5. I add the following keys to Info.plist:
CFBundleIconFile
AppIcon.icns
CFBundleIconName
AppIcon
That seems to do the trick. I think there may be some command line arguments in that call to actool that aren't necessary for my use case, because I'm not also including an old style icon in Assets.car, and I think (but am not 100% sure) that some of the trouble others were having was getting actool to generate an Assets.car with both old and new icons co-existing properly.
@Bri
Thanks. But I have, as normal, my icns within my Xcode project's asset catalog, so I think I'll wait to hear what others discover / reveal.
Also, it wasn't clear if you meant that you used actool *once* to add the icon to your asset catalog ahead of time, or do it at build time in a script build phase. Other suggesting linked to by this post mention a build phase. So the .icon can be added to an asset catalog, but only in actool and not in Xcode's UI? Weird. Anyway I'm currently not planning to do that.
Heh so I exported a PNG from icon composer and added them to asset catalog to avoid squircle jail. Using icon composer ensured I got the masking right.
Issue with this: Looks fine pre-Tahoe but macOS Tahoe the System automatically seems to apply a lighting effect to all icons (regardless of whether you built your app on the new Xcode or not). But when you export a png from icon composer, it includes the lighting effect in the png (and there doesn't seem to be a way to export a png without the lighting effect).
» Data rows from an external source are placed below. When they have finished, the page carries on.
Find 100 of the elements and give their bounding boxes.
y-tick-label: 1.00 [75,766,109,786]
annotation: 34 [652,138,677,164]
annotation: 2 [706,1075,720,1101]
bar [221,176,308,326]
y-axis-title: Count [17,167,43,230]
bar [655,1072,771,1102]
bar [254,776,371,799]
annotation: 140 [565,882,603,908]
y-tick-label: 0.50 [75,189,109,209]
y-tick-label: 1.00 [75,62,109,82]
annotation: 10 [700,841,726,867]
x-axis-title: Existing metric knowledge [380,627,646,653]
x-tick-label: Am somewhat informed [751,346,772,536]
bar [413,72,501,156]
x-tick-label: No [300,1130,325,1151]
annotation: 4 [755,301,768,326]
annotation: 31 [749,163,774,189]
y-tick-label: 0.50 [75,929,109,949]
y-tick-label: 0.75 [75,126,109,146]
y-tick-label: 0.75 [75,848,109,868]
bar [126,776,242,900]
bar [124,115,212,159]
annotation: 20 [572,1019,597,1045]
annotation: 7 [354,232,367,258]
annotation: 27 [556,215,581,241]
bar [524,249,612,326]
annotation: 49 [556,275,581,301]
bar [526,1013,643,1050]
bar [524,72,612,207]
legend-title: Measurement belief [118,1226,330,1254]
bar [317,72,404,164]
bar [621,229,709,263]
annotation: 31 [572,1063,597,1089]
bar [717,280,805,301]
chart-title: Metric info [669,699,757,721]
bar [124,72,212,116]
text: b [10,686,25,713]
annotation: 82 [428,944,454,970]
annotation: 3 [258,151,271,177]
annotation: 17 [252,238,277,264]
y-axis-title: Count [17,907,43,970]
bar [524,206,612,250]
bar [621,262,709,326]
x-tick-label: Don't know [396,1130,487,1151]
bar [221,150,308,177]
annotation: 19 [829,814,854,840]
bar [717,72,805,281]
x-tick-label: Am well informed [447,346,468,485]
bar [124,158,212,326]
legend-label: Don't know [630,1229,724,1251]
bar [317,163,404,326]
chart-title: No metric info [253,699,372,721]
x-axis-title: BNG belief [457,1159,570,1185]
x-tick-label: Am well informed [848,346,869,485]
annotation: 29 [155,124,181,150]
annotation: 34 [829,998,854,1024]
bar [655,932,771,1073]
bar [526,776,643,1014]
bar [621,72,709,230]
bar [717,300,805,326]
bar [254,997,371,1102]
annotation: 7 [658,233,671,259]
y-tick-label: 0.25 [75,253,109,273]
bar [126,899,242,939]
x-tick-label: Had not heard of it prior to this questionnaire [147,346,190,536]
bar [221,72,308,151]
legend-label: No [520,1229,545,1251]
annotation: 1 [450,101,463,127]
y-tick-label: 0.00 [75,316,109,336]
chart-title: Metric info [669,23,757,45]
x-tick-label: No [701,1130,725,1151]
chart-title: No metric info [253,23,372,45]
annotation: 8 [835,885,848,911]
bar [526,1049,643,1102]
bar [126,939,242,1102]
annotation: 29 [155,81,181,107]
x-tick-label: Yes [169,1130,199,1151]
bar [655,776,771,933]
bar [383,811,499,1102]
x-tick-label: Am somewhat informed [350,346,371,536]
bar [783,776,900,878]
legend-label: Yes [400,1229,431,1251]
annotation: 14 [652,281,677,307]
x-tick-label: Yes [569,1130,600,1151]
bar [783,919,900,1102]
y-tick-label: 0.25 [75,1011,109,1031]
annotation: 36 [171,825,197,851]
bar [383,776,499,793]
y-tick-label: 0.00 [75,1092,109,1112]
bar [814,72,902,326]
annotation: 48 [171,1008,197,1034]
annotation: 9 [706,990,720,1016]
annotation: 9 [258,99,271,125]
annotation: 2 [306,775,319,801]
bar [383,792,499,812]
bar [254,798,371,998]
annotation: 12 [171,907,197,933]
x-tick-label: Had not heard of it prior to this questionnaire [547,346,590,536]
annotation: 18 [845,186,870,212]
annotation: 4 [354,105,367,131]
So on Tahoe the icon png has a lighting effect but it gets a double lighting effect and it looks bad.
I remember back in the early iOS days they would apply a gloss lighting to every app icon but there was an Info.plist key you could use to turn it off...is there anything like that for macOS Tahoe?
So you can export from icon composer without the lighting effect.
1) Customize the Toolbar
2) add a FX toolbar item and toggle it off.
3) Then export.
Weird that the option to turn off FX is not in the export panel though.
Hey,
I am so confused as to why Apple would do this. As a non-developer developer, it now seems impossible to put a simple app in the Finder window toolbar. I guess I now have to turn my tiny AppleScript app into a Finder Service just to put it into a window toolbar and have it look even half-integrated.
What I am NOT confused about is how the Tahoe interface objectively sucks. They have heavily consumed the liquid glass corporate kool-aid even though it is completely broken. Basic tenets of UX design and accessibility engineering have been thrown out. Transparency is not an aid to legibility!
They can't even get their own toolbars right. Look at the System Settings window in dark mode for an example. There are so many wretched design choices and examples of flubbed execution--I could go on and on, but will not.
Anyway, sorry for venting here. Was just set off by the release today of the new Pages, etc. and really don't need to see my document content _under_ the (ghastly) toolbar buttons. How is this visual information, um, informative?
I'm also missing the Apple hacker ethos for customization in this OS. Steve Jobs is rolling (and cursing) in his grave.